The pattern extends north too. Ontario’s regulated market, launched in 2022, has matured into one of Canada’s most active online gambling jurisdictions, with Ontario online casinos, according to Bonus.ca, now drawing players who split their time between apps and resort visits — a dual-growth dynamic that mirrors what U.S. operators have observed on their own floors.
Meetings and events keep the pipeline full
In Atlantic City, Visit Atlantic City reported that the destination’s third quarter of 2025 included more than 50 major events, generating over 46,890 room nights and drawing nearly 98,000 attendees, with an estimated economic impact of $58.2 million.

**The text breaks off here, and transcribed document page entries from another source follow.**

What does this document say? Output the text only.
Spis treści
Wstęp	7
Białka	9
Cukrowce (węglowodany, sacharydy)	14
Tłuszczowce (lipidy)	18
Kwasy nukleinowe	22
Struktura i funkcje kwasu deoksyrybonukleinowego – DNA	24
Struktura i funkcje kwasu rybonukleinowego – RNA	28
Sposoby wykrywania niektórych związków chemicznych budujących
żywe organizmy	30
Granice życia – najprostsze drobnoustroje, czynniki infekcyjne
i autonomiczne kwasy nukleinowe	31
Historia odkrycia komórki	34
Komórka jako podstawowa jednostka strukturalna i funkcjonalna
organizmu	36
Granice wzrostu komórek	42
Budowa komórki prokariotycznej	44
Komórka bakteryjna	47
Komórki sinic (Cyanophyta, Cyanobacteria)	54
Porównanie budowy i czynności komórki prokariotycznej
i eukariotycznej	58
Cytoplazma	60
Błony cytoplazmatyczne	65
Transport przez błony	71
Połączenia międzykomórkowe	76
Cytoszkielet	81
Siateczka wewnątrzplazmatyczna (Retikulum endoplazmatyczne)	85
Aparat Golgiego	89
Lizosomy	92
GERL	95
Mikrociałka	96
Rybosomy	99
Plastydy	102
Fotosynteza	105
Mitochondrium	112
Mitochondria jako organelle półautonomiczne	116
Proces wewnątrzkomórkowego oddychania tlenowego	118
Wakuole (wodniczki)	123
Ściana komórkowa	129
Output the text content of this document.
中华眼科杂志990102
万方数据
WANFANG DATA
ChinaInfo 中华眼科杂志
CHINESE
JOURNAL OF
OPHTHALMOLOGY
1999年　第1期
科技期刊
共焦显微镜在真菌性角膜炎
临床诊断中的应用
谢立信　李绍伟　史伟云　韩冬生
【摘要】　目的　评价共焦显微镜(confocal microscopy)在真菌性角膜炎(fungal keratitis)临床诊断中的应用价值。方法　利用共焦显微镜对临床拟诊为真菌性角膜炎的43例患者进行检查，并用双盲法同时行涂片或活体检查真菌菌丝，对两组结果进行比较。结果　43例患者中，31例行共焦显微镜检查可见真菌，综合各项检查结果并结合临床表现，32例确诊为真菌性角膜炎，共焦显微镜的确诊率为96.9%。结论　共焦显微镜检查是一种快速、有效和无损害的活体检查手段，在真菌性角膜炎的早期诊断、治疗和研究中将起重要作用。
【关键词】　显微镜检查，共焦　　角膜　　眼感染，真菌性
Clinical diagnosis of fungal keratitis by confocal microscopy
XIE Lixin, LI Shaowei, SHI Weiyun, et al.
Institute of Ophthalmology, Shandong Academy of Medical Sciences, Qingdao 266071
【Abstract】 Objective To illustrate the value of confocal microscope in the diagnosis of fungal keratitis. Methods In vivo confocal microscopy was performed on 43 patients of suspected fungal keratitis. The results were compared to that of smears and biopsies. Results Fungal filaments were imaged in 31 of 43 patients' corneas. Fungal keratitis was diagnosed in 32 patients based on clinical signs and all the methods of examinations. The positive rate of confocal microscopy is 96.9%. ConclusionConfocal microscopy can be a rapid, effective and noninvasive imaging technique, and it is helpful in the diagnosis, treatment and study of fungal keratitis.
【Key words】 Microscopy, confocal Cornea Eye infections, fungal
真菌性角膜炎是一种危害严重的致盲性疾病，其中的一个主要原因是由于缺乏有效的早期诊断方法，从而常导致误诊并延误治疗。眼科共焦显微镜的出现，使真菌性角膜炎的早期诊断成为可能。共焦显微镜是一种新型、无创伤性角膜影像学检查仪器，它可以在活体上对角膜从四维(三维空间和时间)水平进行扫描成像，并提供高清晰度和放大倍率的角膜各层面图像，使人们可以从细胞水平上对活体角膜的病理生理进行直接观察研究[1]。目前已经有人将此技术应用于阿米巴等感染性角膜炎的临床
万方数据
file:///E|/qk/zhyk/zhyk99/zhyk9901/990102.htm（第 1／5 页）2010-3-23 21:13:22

Some of that calendar is less convention hall and more spectacle. The inaugural Visit Atlantic City Soar & Shore Festival, held in July 2025, drew 150,000 attendees. The two-day revival of the Atlantic City Air Show generated $19 million in economic impact.
Visit Atlantic City CEO Gary Musich framed the stretch as proof of a broader shift in what the city sells. “These additions highlight how Atlantic City is evolving into a well-rounded coastal destination, offering visitors more diverse experiences beyond the casino floor.”
Meeting planners describe the same dynamic at ground level, where the agenda ends and the destination takes over. Attendees and organizers noted that they routinely extend stays into family breaks, drawn by the boardwalk and beach as much as the conference schedule.
A revival with caveats: costs, oversight, and the line between fun and harm
Tourism-led casino growth carries familiar tensions. Cities welcome hotel taxes and employment, while also managing congestion and the social costs that come with gambling at scale.
Marketing reflects the balance. The strongest campaigns sell entertainment and amenities first, then place gaming within a wider nightlife package. Industry groups have leaned on responsible gambling messaging as part of the legitimacy case.
For many operators, the post-pandemic period produced a symmetry: gambling scaled on screens, then resorts doubled down on travel, selling an experience that cannot be downloaded. The casino floor remains, but the trip has become the headline.
Tourism has not replaced digital gambling, and digital gambling has not erased the casino trip. In many markets, both are growing, and the premium product is increasingly the reason to be there in person.